Big Sugar also investigates the evils of slavery on sugar plantations and outlines the abolitionists’ efforts in England in the 1790s to defeat sugar slavery. The show’s second episode explores the power of today’s Bacardi-Fanjuls sugar cartel in Florida. It also handles the recent political hot potato of sugar’s role in runaway epidemics of diabetes and obesity.
The $1.2-million project, shot over 36 days, will take McKenna and his crew to Barbados, Geneva, Washington, DC, London, Liverpool, Miami, the Dominican Republic and Toronto. Big Sugar is produced by Galafilm Productions in association with the CBC and Radio-Canada. Executive producer Arnie Gelbart is behind the project, along with Galafilm producers Sylvia Wilson and Stephen Phizicky. McKenna wrote and is directing the docudrama, while Stefan Nitoslawski is the DOP.

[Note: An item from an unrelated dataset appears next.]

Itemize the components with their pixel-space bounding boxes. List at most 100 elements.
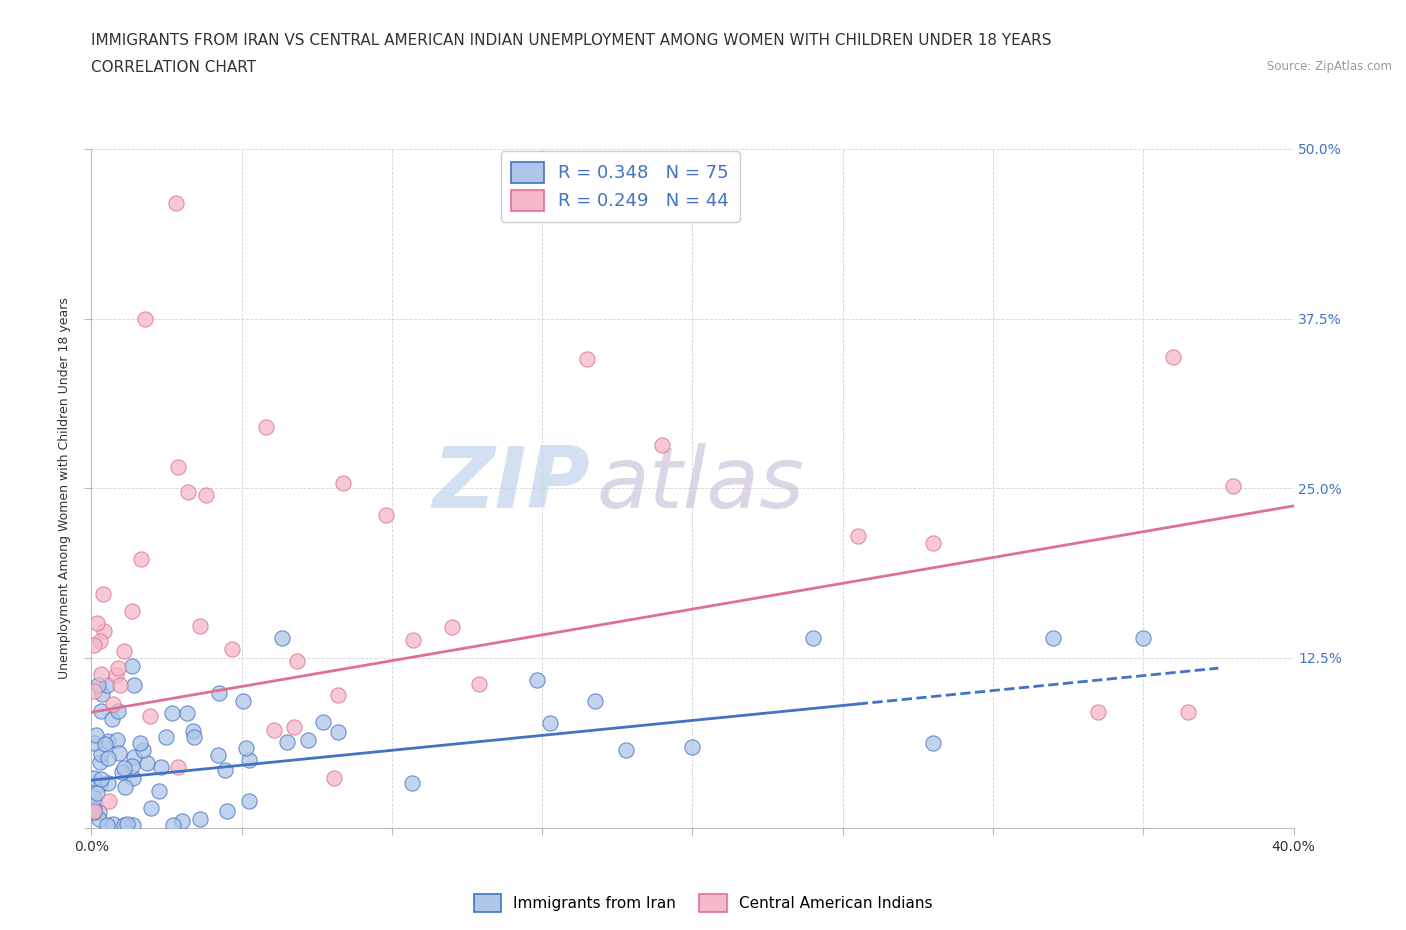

‘We go to Barbados with Lisa Codrington, a 25-year-old writer from Toronto who is a descendant of the slaves on the famous Codrington sugar plantation,’ says McKenna, winner of the Gordon Sinclair Award for journalism. ‘It was considered an enlightened plantation, but we discover that many of the Codrington slaves died of hunger and mistreatment… This is a plantation that was eventually run by the Anglican Church, which kept it operating, with slaves, until slavery was abolished.’
Big Sugar will air on the CBC and SRC in 2005/06.